Cette lecture est erronée.

Les données révèlent un schéma inverse. La durée de vacance des postes liés à la décarbonisation est passée de six à neuf mois entre 2023 et 2024. Le rapport 2024 sur la main-d'œuvre de la décarbonisation de PetroLMI prévoit une augmentation de 12 % de la demande en ingénieurs procédés spécialisés en captage de carbone et en spécialistes de la production d'hydrogène dans la région d'Edmonton entre 2024 et 2026, face à une croissance projetée de l'offre de seulement 3 % issue des établissements d'enseignement locaux.

Les équipes d'ingénierie préliminaire monopolisent les talents

Le mécanisme est simple. Les projets qui reportent leur construction ne dissolvent pas leurs équipes d'ingénierie préliminaire. Shell maintient du personnel en ingénierie des procédés, stratégie réglementaire et comptabilité carbone pour préserver ses options sur Polaris. Dow poursuit les travaux de pré-FEED sur Path2Zero. Ces équipes sont réduites en effectifs, mais puisent dans le même vivier de spécialistes que chaque installation opérationnelle du corridor. Le résultat est ce que nous qualifions de « demande cachée » : des postes qui n'apparaissent pas dans les indicateurs d'emploi de la construction, mais qui absorbent précisément les professionnels dont tous les autres employeurs ont besoin.

L'illusion du surplus

Le complexe d'hydrogène d'Air Products illustre la dynamique inverse. L'installation a mobilisé environ 2 000 postes de construction en période de pointe, avant de passer à 100 postes opérationnels permanents. Cette réduction abrupte a libéré de la main-d'œuvre de construction générale sur le marché, créant un surplus temporaire visible dans les données agrégées de l'emploi. Mais ce surplus concerne une catégorie de compétences différente de celle où se situe le déficit. La région d'Edmonton dispose de main-d'œuvre générale disponible. Elle manque d'ingénieurs procédés en captage de carbone, de spécialistes en sécurité hydrogène et de techniciens en instrumentation maîtrisant la programmation SIL. L'agrégat masque la pénurie aiguë.
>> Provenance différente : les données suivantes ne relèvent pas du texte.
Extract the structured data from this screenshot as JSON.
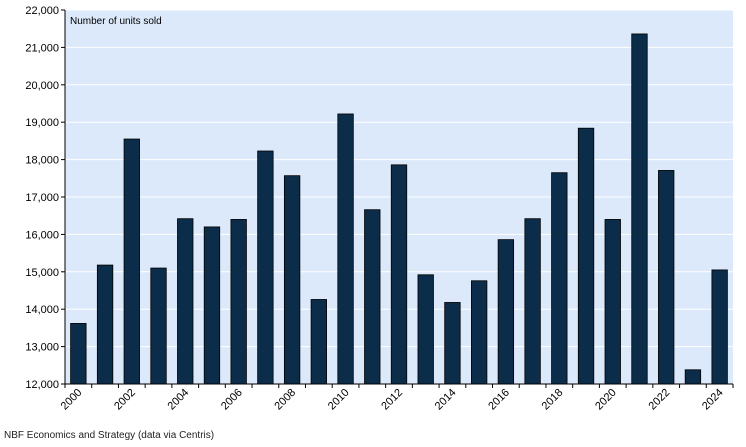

Pour les responsables du recrutement qui évaluent ce marché, la conclusion est claire : attendre que les retards de projets atténuent la concurrence pour les talents spécialisés est une erreur de jugement. Les spécialistes sont déjà mobilisés, et les projets qui semblent en sommeil sont précisément ceux qui les retiennent.

Edmonton construit les usines. [Calgary](/fr/calgary-canada-executive-search) capte le travail intellectuel.

C'est la tension que les responsables du recrutement de ce corridor sous-estiment le plus systématiquement. La région métropolitaine d'Edmonton héberge les actifs physiques. La raffinerie de Strathcona traite 191 000 barils par jour. Le complexe Scotford intègre valorisation, raffinage et chimie. Fort Saskatchewan est le plus grand site de fabrication canadien de Dow. Le corridor de l'Industrial Heartland gère 4,5 millions de tonnes de matières premières industrielles par an via Port Alberta.

Pourtant, Calgary affiche 40 % d'offres d'emploi en ingénierie pétrochimique de plus qu'Edmonton, selon les données de Statistique Canada sur la population active et l'analyse sectorielle d'Edmonton Global.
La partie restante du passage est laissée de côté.